Demandant

Votre métier est-il demandant? Celui de traducteur l’est, en tout cas.

Cet adjectif est l’enfant naturel du verbe demander, le problème étant que le verbe en question n’a pas le même sens en anglais et en français. Autre cas typique de faux ami.

To demand, en anglais, c’est exiger.

Par conséquent, l’adjectif demandant devient lui aussi un anglicisme.

Heureusement, cet anglicisme est facile à déjouer. Exigeant nous vient tout de suite à l’esprit. Selon le contexte, on pourrait ajouter éprouvant. Et, à partir de ces solutions, on peut facilement faire sortir d’autres lapins de notre chapeau.

Que diriez-vous de astreignant, contraignant, oppressant, pénible, asservissant? Traduire est un métier accaparant; c’est un art délicat. Bref, un travail difficile – tiens, personne n’y avait pensé.
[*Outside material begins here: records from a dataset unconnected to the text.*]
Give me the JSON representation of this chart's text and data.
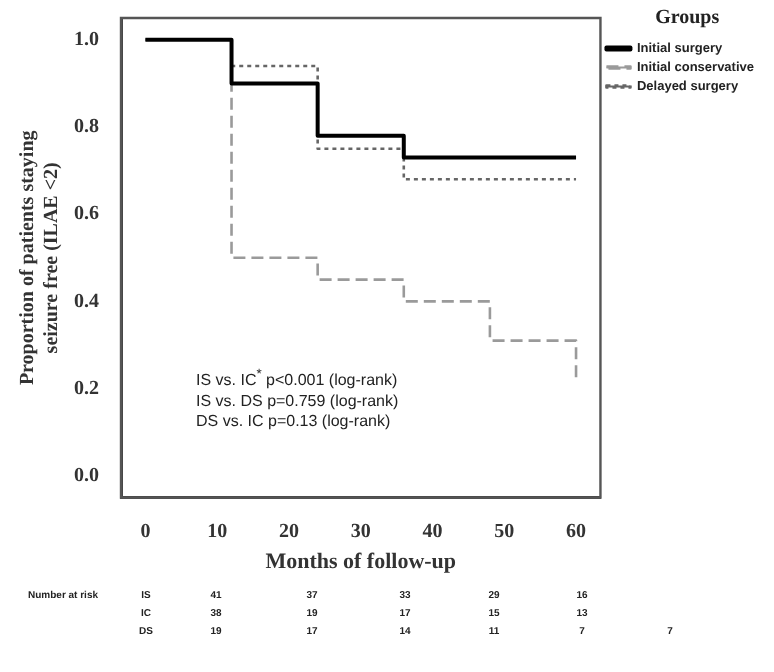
{
  "chart_data": {
    "type": "step",
    "xlabel": "Months of follow-up",
    "ylabel": "Proportion of patients staying\nseizure free (ILAE <2)",
    "legend_title": "Groups",
    "legend": "top right",
    "x": [
      0,
      12,
      24,
      36,
      48,
      60
    ],
    "xlim": [
      -3.4,
      63.4
    ],
    "xticks": [
      0,
      10,
      20,
      30,
      40,
      50,
      60
    ],
    "ylim": [
      -0.05,
      1.05
    ],
    "yticks": [
      {
        "value": 0,
        "label": "0.0"
      },
      0.2,
      0.4,
      0.6,
      0.8,
      {
        "value": 1,
        "label": "1.0"
      }
    ],
    "grid": false,
    "marker": "none",
    "series": [
      {
        "name": "Initial surgery",
        "color": "#000000",
        "line_style": "solid",
        "values": [
          1.0,
          0.9,
          0.78,
          0.73,
          0.73,
          0.73
        ]
      },
      {
        "name": "Initial conservative",
        "color": "#9a9a9a",
        "line_style": "dashed",
        "values": [
          1.0,
          0.5,
          0.45,
          0.4,
          0.31,
          0.22
        ]
      },
      {
        "name": "Delayed surgery",
        "color": "#666666",
        "line_style": "dotted",
        "values": [
          1.0,
          0.94,
          0.75,
          0.68,
          0.68,
          0.68
        ]
      }
    ],
    "annotations": [
      "IS vs. IC$^{*}$ p<0.001 (log-rank)",
      "IS vs. DS p=0.759 (log-rank)",
      "DS vs. IC p=0.13 (log-rank)",
      "Number at risk",
      "IS 41 37 33 29 16",
      "IC 38 19 17 15 13",
      "DS 19 17 14 11 7 7"
    ]
  }
}
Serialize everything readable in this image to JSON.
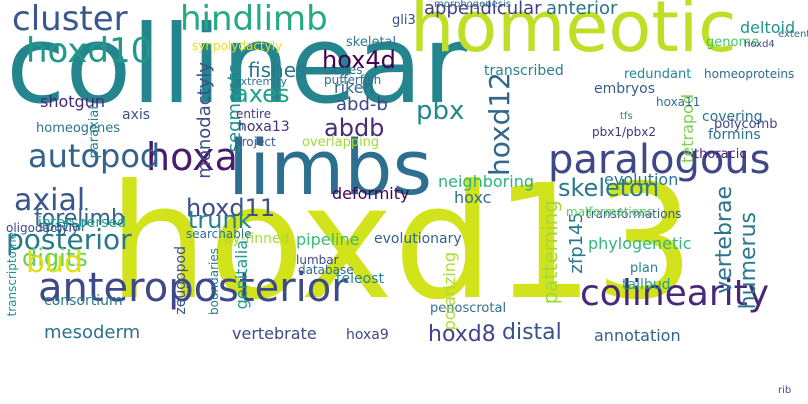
{
  "colors": {
    "background": "#ffffff",
    "palette": [
      "#440154",
      "#472d7b",
      "#3b528b",
      "#2c728e",
      "#21918c",
      "#28ae80",
      "#5ec962",
      "#addc30",
      "#fde725"
    ]
  },
  "words": [
    {
      "text": "hoxd13",
      "color": "#d2e21b"
    },
    {
      "text": "collinear",
      "color": "#25858e"
    },
    {
      "text": "homeotic",
      "color": "#bddf26"
    },
    {
      "text": "limbs",
      "color": "#2d6f8e"
    },
    {
      "text": "anteroposterior",
      "color": "#3e4989"
    },
    {
      "text": "colinearity",
      "color": "#482878"
    },
    {
      "text": "paralogous",
      "color": "#3f4788"
    },
    {
      "text": "hoxd12",
      "color": "#31668e"
    },
    {
      "text": "hoxa",
      "color": "#481b6d"
    },
    {
      "text": "hoxd10",
      "color": "#1f9a8a"
    },
    {
      "text": "cluster",
      "color": "#38588c"
    },
    {
      "text": "hindlimb",
      "color": "#24aa83"
    },
    {
      "text": "autopod",
      "color": "#33638d"
    },
    {
      "text": "posterior",
      "color": "#2a788e"
    },
    {
      "text": "digits",
      "color": "#6ccd5a"
    },
    {
      "text": "bud",
      "color": "#d8e219"
    },
    {
      "text": "axial",
      "color": "#3a548c"
    },
    {
      "text": "forelimb",
      "color": "#33638d"
    },
    {
      "text": "hoxd11",
      "color": "#3d4e8a"
    },
    {
      "text": "trunk",
      "color": "#277f8e"
    },
    {
      "text": "hox4d",
      "color": "#440154"
    },
    {
      "text": "abdb",
      "color": "#472c7a"
    },
    {
      "text": "axes",
      "color": "#20a386"
    },
    {
      "text": "pbx",
      "color": "#23888e"
    },
    {
      "text": "skeleton",
      "color": "#2a788e"
    },
    {
      "text": "vertebrae",
      "color": "#2c738e"
    },
    {
      "text": "humerus",
      "color": "#29798e"
    },
    {
      "text": "hoxd8",
      "color": "#414487"
    },
    {
      "text": "distal",
      "color": "#3b518b"
    },
    {
      "text": "mesoderm",
      "color": "#2d718e"
    },
    {
      "text": "appendicular",
      "color": "#433e85"
    },
    {
      "text": "anterior",
      "color": "#2c728e"
    },
    {
      "text": "gli3",
      "color": "#3e4a89"
    },
    {
      "text": "fishes",
      "color": "#2a768e"
    },
    {
      "text": "monodactyly",
      "color": "#3d4d8a"
    },
    {
      "text": "segments",
      "color": "#21918c"
    },
    {
      "text": "riken",
      "color": "#31688e"
    },
    {
      "text": "abd-b",
      "color": "#3f4889"
    },
    {
      "text": "hoxa13",
      "color": "#46307e"
    },
    {
      "text": "shotgun",
      "color": "#482475"
    },
    {
      "text": "paraxial",
      "color": "#26828e"
    },
    {
      "text": "axis",
      "color": "#3b528b"
    },
    {
      "text": "homeogenes",
      "color": "#2c738e"
    },
    {
      "text": "transcribed",
      "color": "#27808e"
    },
    {
      "text": "embryos",
      "color": "#355f8d"
    },
    {
      "text": "pbx1/pbx2",
      "color": "#46327e"
    },
    {
      "text": "redundant",
      "color": "#23898e"
    },
    {
      "text": "homeoproteins",
      "color": "#2f6c8e"
    },
    {
      "text": "tetrapod",
      "color": "#7ad151"
    },
    {
      "text": "deformity",
      "color": "#440154"
    },
    {
      "text": "neighboring",
      "color": "#2db27d"
    },
    {
      "text": "evolution",
      "color": "#2a788e"
    },
    {
      "text": "thoracic",
      "color": "#482576"
    },
    {
      "text": "hoxc",
      "color": "#2d708e"
    },
    {
      "text": "patterning",
      "color": "#a0da39"
    },
    {
      "text": "zfp145",
      "color": "#2a778e"
    },
    {
      "text": "pipeline",
      "color": "#3aba76"
    },
    {
      "text": "ray-finned",
      "color": "#a8db34"
    },
    {
      "text": "evolutionary",
      "color": "#34618d"
    },
    {
      "text": "genitalia",
      "color": "#1f9e89"
    },
    {
      "text": "zeugopod",
      "color": "#3a538b"
    },
    {
      "text": "boundaries",
      "color": "#2a788e"
    },
    {
      "text": "teleost",
      "color": "#24868e"
    },
    {
      "text": "vertebrate",
      "color": "#3e4a89"
    },
    {
      "text": "hoxa9",
      "color": "#3f4788"
    },
    {
      "text": "annotation",
      "color": "#33628d"
    },
    {
      "text": "tailbud",
      "color": "#1fa088"
    },
    {
      "text": "plan",
      "color": "#25838e"
    },
    {
      "text": "phylogenetic",
      "color": "#35b779"
    },
    {
      "text": "formins",
      "color": "#2d708e"
    },
    {
      "text": "covering",
      "color": "#2d708e"
    },
    {
      "text": "polycomb",
      "color": "#3f4889"
    },
    {
      "text": "deltoid",
      "color": "#1f978b"
    },
    {
      "text": "interspersed",
      "color": "#1fa088"
    },
    {
      "text": "spatial",
      "color": "#2a788e"
    },
    {
      "text": "penoscrotal",
      "color": "#2d718e"
    },
    {
      "text": "polarizing",
      "color": "#addc30"
    },
    {
      "text": "genome",
      "color": "#4ac16d"
    },
    {
      "text": "skeletal",
      "color": "#2a768e"
    },
    {
      "text": "clones",
      "color": "#2d708e"
    },
    {
      "text": "pufferfish",
      "color": "#31678e"
    },
    {
      "text": "synpolydactyly",
      "color": "#e5e419"
    },
    {
      "text": "extremity",
      "color": "#2a768e"
    },
    {
      "text": "project",
      "color": "#38598c"
    },
    {
      "text": "overlapping",
      "color": "#a0da39"
    },
    {
      "text": "entire",
      "color": "#443983"
    },
    {
      "text": "lumbar",
      "color": "#3f4788"
    },
    {
      "text": "searchable",
      "color": "#2c728e"
    },
    {
      "text": "database",
      "color": "#31688e"
    },
    {
      "text": "consortium",
      "color": "#2a778e"
    },
    {
      "text": "transformations",
      "color": "#38588c"
    },
    {
      "text": "transcriptome",
      "color": "#21918c"
    },
    {
      "text": "oligodactyly",
      "color": "#3e4a89"
    },
    {
      "text": "malformations",
      "color": "#5ec962"
    },
    {
      "text": "hoxa11",
      "color": "#2c728e"
    },
    {
      "text": "tfs",
      "color": "#25838e"
    },
    {
      "text": "morphogenesis",
      "color": "#31688e"
    },
    {
      "text": "extent",
      "color": "#2f6c8e"
    },
    {
      "text": "hoxd4",
      "color": "#3f4788"
    },
    {
      "text": "rib",
      "color": "#3b518b"
    }
  ]
}
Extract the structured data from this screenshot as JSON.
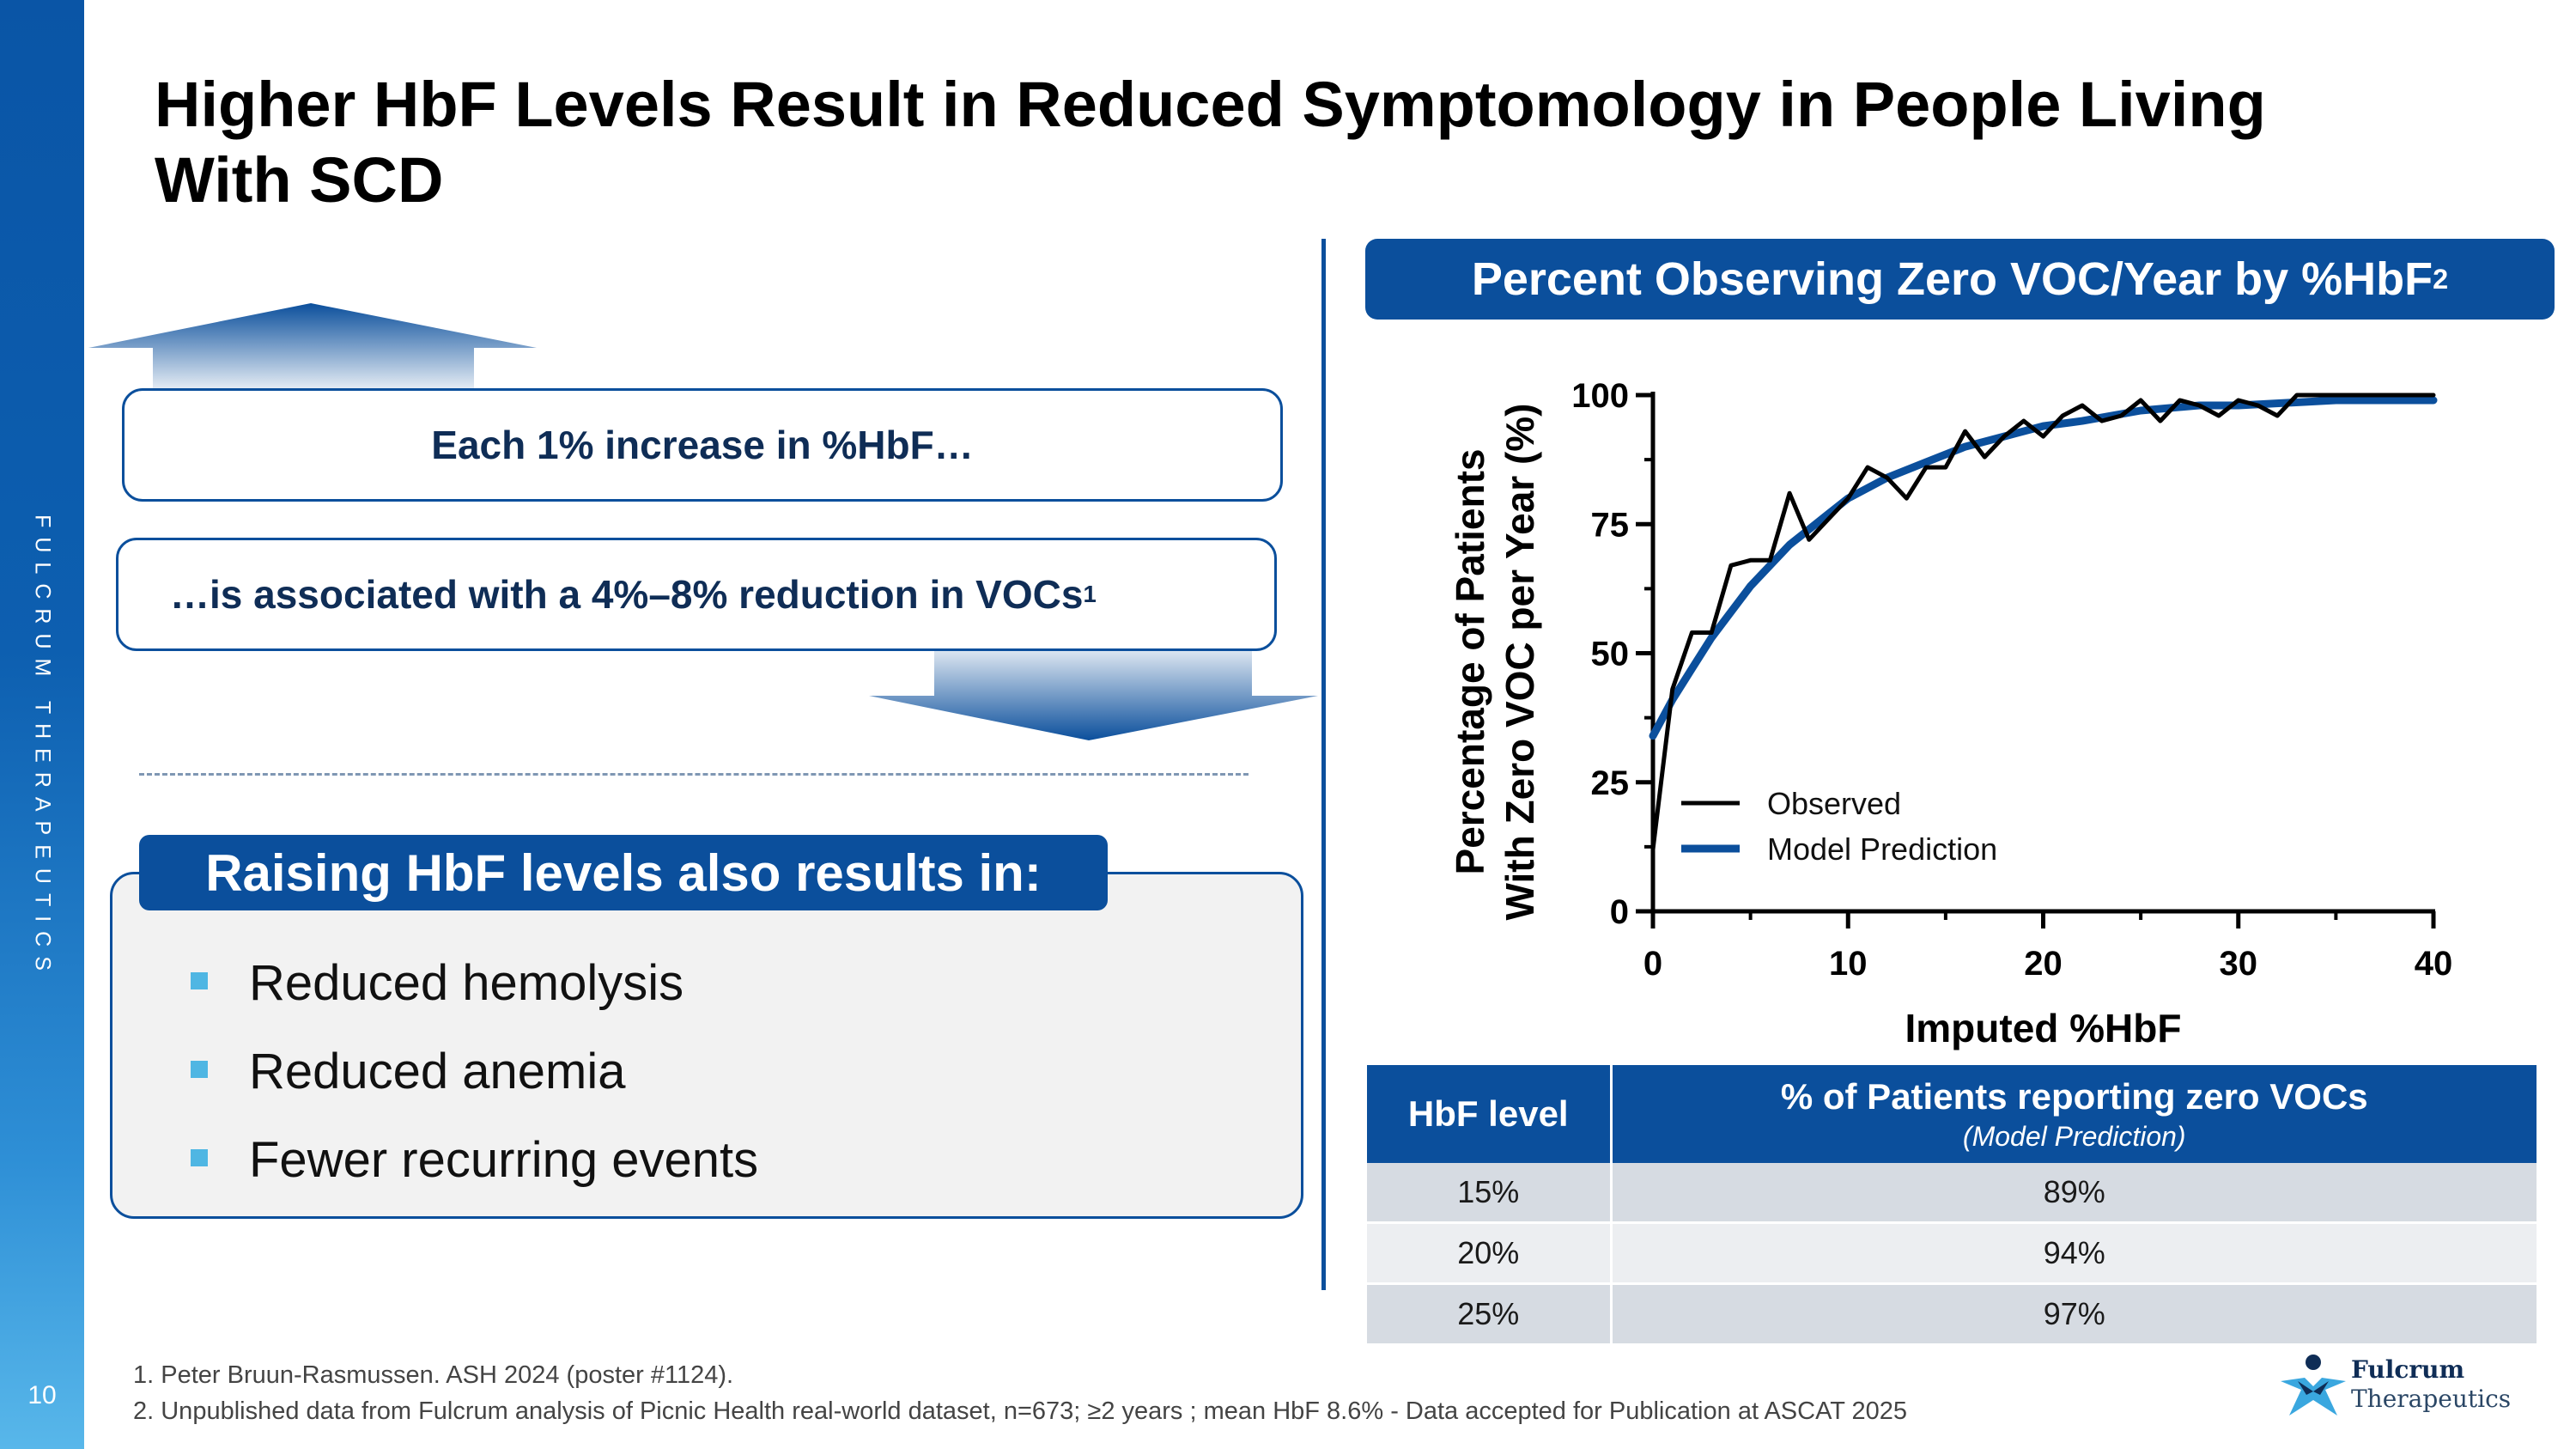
{
  "sidebar": {
    "brand": "FULCRUM THERAPEUTICS",
    "slide_number": "10"
  },
  "title": "Higher HbF Levels Result in Reduced Symptomology in People Living With SCD",
  "left": {
    "box1_text": "Each 1% increase in %HbF…",
    "box2_text": "…is associated with a 4%–8% reduction in VOCs",
    "box2_sup": "1",
    "raising_title": "Raising HbF levels also results in:",
    "bullets": [
      "Reduced hemolysis",
      "Reduced anemia",
      "Fewer recurring events"
    ],
    "colors": {
      "accent": "#0b4f9c",
      "bullet": "#4fb6e3"
    }
  },
  "right": {
    "panel_title": "Percent Observing Zero VOC/Year by %HbF",
    "panel_title_sup": "2"
  },
  "chart_data": {
    "type": "line",
    "title": "Percent Observing Zero VOC/Year by %HbF",
    "xlabel": "Imputed %HbF",
    "ylabel_line1": "Percentage of Patients",
    "ylabel_line2": "With Zero VOC per Year (%)",
    "xlim": [
      0,
      40
    ],
    "ylim": [
      0,
      100
    ],
    "x_ticks": [
      0,
      10,
      20,
      30,
      40
    ],
    "y_ticks": [
      0,
      25,
      50,
      75,
      100
    ],
    "legend_position": "lower-right",
    "series": [
      {
        "name": "Observed",
        "color": "#000000",
        "x": [
          0,
          1,
          2,
          3,
          4,
          5,
          6,
          7,
          8,
          9,
          10,
          11,
          12,
          13,
          14,
          15,
          16,
          17,
          18,
          19,
          20,
          21,
          22,
          23,
          24,
          25,
          26,
          27,
          28,
          29,
          30,
          31,
          32,
          33,
          35,
          37,
          40
        ],
        "y": [
          12,
          43,
          54,
          54,
          67,
          68,
          68,
          81,
          72,
          76,
          80,
          86,
          84,
          80,
          86,
          86,
          93,
          88,
          92,
          95,
          92,
          96,
          98,
          95,
          96,
          99,
          95,
          99,
          98,
          96,
          99,
          98,
          96,
          100,
          100,
          100,
          100
        ]
      },
      {
        "name": "Model Prediction",
        "color": "#0b4f9c",
        "x": [
          0,
          1,
          2,
          3,
          4,
          5,
          6,
          7,
          8,
          9,
          10,
          12,
          14,
          16,
          18,
          20,
          22,
          25,
          28,
          30,
          35,
          40
        ],
        "y": [
          34,
          41,
          47,
          53,
          58,
          63,
          67,
          71,
          74,
          77,
          80,
          84,
          87,
          90,
          92,
          94,
          95,
          97,
          98,
          98,
          99,
          99
        ]
      }
    ]
  },
  "table": {
    "headers": [
      "HbF level",
      "% of Patients reporting zero VOCs"
    ],
    "header_sub": "(Model Prediction)",
    "rows": [
      [
        "15%",
        "89%"
      ],
      [
        "20%",
        "94%"
      ],
      [
        "25%",
        "97%"
      ]
    ]
  },
  "footnotes": [
    "1. Peter Bruun-Rasmussen. ASH 2024 (poster #1124).",
    "2. Unpublished data from Fulcrum analysis of Picnic Health real-world dataset, n=673; ≥2 years ; mean HbF 8.6% - Data accepted for Publication at ASCAT 2025"
  ],
  "logo": {
    "line1": "Fulcrum",
    "line2": "Therapeutics",
    "color": "#0f2d56",
    "accent": "#3aa7df"
  }
}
Comme l’œuf de Colomb (qui était caché dans le frigo, soit dit en passant…)

Certains avanceront que la traduction est un travail pointilleux.

Ceux qui voudront épater la galerie diront que c’est un métier assujettissant.

Dans certains contextes, on pourra écrire qu’un projet est complexe, et non pas demandant.

Ai-je besoin d’en dire plus pour vous convaincre qu’on peut aisément se passer de ce somptueux anglicisme qu’est demandant?

Impacter

Impacter est le descendant direct d’impact, anglicisme qui a fait l’objet d’un billet dans ce blogue. Des mots nettement plus élégants comme effet d’entraînement, contrecoup, répercussions, etc. ont été balayés du vocabulaire courant.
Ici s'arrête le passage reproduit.